Las enfermedades cardiovasculares en salud pública

Los cambios en las condiciones de vida y los descubrimientos de vacunas y antibióticos que ocurrieron en la primera mitad del siglo XX se han traducido en una diminución de la mortalidad por enfermedades infecciosas y en un aumento de la esperanza de vida. Como consecuencia de estos cambios se produjo un incremento de las enfermedades crónicas y degenerativas. De esta forma las enfermedades cardiovasculares pasaron a ser la principal causa de mortalidad en los paises desarrollados a mediados del siglo XX.  En Europa Occidental, el 47% de las muertes en mujeres y el 39% en hombres se deben a enfermedades del corazon y las arterias, mas que las ocasionadas por todos los cánceres sumados. Según los datos de la Organización Mundial de la Salud (OMS) las enfermedades cardiovasculares ocasionaron 14 millones de muertes en 1990, más que la malaria, la tuberculosis y el SIDA juntos. De todas la enfermedades cardiovasculares la cardiopatía isqúemica es la principal causa de muerte en lo paises desarrollados donde ocasiona del 12 al 45% de todas las defunciones. Según las previsiones de la OMS el número de victimas será de 25 millones en el año 2020.

Desde los primeros estudios de cohortes prospectivos poblacionales en Estados Unidos realizados en los años 40 se han establecido que existe una estrecha relación entre la concentración individual de particulas de colesterol, la presión arterial, el consumo de cigarrillos, la diabetes, el síndrome de resistencia a la insulina-obesidad, los antecedentes familiares, el sexo y el riesgo de sufrir un episodio coronario agudo. Hasta hace relativamente poco tiempo la atención se ponía en los factores de riesgo tomados de forma separada y se establecian cifras de corte de los mismos sin tener en cuenta los otros factores de riesgo. Pronto se detectó que la asociación de factores de riesgo incrementaba los riesgos de forma geométrica, siendo necesaria las categorizaciones teniendo en cuenta los factores de riesgo múltiples asociados. Adicionalmente los nuevos conceptos fisiopatológicos de la enfermedad arteriosclerótica y la aterotrombosis indican, que se trata de un proceso sistémico. Es importante saber que el proceso responsable de la cardiopatía isquémica, comienza y se manifiesta en otros territorios arteriales. Por ejemplo en torno al 40% de los pacientes que presentan claudicación intermitente como primera manifestación de la enfermedad arterosclerótica desarrollan cardiopatía isquémica. El 20% de los pacientes que han sufrido un accidente isquémico cerebrovascular presentará un síndrome coronario agudo en los 10 años siguientes. Si por el contrario, la primera manifestación es un infarto agudo de miocardio (IAM), el 20% tendrá un nuevo episodio cerebrovascular en los siguientes 10 años. Por lo tanto no debemos nunca perder la percepción de que con la enfermedad arteriosclerótica nos hallamos ante una enfermedad de carácter sistémico.

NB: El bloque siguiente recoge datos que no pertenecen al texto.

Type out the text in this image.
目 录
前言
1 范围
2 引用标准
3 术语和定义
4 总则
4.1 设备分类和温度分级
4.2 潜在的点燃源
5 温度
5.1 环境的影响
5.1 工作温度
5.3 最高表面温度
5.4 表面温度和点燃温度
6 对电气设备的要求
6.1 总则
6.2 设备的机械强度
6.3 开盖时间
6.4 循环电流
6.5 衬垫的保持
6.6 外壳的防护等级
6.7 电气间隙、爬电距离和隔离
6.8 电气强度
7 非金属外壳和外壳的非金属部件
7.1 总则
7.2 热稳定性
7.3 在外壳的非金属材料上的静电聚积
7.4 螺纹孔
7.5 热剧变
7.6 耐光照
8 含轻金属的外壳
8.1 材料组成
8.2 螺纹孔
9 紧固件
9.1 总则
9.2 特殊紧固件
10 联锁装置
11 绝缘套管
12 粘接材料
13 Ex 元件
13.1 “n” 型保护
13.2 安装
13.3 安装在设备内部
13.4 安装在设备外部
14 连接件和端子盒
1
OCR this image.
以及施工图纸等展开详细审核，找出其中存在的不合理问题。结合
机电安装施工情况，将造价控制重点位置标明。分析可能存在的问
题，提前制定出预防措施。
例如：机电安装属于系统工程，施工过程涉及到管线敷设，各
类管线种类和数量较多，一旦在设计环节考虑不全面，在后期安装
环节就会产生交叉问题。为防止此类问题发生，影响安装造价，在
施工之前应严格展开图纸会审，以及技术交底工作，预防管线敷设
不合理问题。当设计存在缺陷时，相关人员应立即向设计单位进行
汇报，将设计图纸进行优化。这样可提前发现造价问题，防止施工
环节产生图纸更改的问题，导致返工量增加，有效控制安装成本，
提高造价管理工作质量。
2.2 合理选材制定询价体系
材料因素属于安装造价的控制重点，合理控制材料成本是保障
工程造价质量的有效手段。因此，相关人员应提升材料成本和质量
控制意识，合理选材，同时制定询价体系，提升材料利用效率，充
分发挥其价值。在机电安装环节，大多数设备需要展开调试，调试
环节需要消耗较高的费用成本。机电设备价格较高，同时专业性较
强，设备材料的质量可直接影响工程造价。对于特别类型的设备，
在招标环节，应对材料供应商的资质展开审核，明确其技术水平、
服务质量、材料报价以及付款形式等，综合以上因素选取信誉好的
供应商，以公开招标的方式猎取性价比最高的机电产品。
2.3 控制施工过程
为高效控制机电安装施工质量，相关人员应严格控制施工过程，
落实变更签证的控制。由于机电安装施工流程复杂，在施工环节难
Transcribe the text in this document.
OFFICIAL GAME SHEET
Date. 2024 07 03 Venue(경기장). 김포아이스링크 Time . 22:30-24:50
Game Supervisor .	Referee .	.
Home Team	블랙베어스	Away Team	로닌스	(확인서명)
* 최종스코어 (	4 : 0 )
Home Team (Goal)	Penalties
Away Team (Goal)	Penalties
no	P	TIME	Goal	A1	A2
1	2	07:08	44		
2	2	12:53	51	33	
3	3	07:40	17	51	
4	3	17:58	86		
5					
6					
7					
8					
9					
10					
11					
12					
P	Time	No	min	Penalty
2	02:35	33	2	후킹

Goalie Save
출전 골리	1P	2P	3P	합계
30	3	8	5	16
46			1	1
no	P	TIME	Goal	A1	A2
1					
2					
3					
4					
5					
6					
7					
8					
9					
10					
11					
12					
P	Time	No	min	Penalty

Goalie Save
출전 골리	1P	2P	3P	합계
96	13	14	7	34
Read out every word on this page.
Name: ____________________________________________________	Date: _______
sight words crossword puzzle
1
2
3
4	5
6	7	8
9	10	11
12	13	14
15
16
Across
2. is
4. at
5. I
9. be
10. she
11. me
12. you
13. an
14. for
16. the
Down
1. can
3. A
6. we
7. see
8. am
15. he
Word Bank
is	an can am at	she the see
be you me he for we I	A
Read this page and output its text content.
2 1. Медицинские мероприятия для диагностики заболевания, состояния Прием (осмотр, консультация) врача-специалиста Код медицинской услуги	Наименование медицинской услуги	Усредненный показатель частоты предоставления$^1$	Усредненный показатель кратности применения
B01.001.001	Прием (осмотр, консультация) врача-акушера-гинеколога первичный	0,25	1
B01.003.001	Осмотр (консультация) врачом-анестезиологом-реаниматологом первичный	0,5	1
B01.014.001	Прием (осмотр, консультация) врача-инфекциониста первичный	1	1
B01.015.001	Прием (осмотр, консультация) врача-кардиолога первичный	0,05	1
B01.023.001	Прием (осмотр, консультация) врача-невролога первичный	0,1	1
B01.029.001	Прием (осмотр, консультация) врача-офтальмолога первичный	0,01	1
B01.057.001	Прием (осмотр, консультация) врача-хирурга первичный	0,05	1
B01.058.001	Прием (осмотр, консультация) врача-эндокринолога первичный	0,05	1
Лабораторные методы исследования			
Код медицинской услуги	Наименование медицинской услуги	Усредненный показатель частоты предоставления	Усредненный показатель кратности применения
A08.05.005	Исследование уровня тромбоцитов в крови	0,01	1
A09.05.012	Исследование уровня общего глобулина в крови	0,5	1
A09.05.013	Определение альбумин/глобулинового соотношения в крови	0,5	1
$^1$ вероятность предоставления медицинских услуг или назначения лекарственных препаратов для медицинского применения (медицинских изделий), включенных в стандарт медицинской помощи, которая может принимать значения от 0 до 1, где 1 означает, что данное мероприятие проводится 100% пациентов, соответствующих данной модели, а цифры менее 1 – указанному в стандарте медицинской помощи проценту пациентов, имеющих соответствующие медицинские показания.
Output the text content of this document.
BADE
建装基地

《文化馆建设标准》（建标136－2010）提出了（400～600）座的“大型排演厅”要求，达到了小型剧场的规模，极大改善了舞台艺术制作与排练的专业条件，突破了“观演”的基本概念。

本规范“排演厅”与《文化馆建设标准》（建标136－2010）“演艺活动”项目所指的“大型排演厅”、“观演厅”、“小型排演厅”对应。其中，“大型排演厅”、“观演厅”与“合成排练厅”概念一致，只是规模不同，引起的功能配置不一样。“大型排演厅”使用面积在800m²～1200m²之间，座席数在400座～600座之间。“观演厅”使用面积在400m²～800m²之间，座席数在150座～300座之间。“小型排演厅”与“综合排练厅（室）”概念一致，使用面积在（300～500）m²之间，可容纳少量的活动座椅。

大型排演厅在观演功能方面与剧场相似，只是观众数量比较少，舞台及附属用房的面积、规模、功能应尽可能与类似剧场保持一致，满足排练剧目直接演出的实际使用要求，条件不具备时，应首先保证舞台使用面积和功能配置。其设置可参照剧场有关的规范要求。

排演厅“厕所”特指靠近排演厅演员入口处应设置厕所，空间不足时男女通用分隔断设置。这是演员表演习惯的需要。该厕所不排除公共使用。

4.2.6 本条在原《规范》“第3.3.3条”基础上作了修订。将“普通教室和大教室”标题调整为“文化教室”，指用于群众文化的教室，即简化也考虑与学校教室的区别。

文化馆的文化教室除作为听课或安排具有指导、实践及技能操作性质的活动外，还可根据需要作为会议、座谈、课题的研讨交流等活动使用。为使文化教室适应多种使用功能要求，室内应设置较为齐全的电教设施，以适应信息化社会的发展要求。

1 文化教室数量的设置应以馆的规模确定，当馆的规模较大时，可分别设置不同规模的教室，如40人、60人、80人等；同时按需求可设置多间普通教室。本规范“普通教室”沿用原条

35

Incidencia y mortalidad por cardiopatía isquémica en España

Existe una importante variabilidad en la incidencia de cardiopatía isquémica entre las diferentes poblaciones. Los datos de incidencia de cardiopatía isquemíca en la población entre 25-74 años, procedentes de los estudios OMS-MONICA Cataluña (parte de la provincia de Barcelona con unos 800.000 habitantes) y REGICOR (Registre Gironí del Cor; área de Girona con unos 550.000 habitantes)  estiman en 60.4 por 100.000 (94,7 en los varones y 29,2 en las mujeres) la incidencia de IAM. El número de IAM que ocurren en España anualmente en individuos de las edades referidas con anterioridad es de alrededor de 27.000 .  En España, la cifra de infarto para el año 2002 se estima en 68500; de ellos, 38700 corresponden a pacientes que no superan el primer mes y las dos terceras partes de ellos sin recibir atención médica especializada.  En el estudio IBERICA que es un registro poblacional de casos de IAM en la población de 25 a 74 años de edad en ocho zonas de España (con unos 8.000.000 de habitantes), la incidencia acumulada fue de de 194 IAM/100.000 habitantes/año en varones y 38 IAM/100.000 habitantes año en mujeres. Estas tasas son relativamente bajas comparadas con los paises del centro y norte de Europa y son compartidas con los paises mediterraneos del sur de Europa.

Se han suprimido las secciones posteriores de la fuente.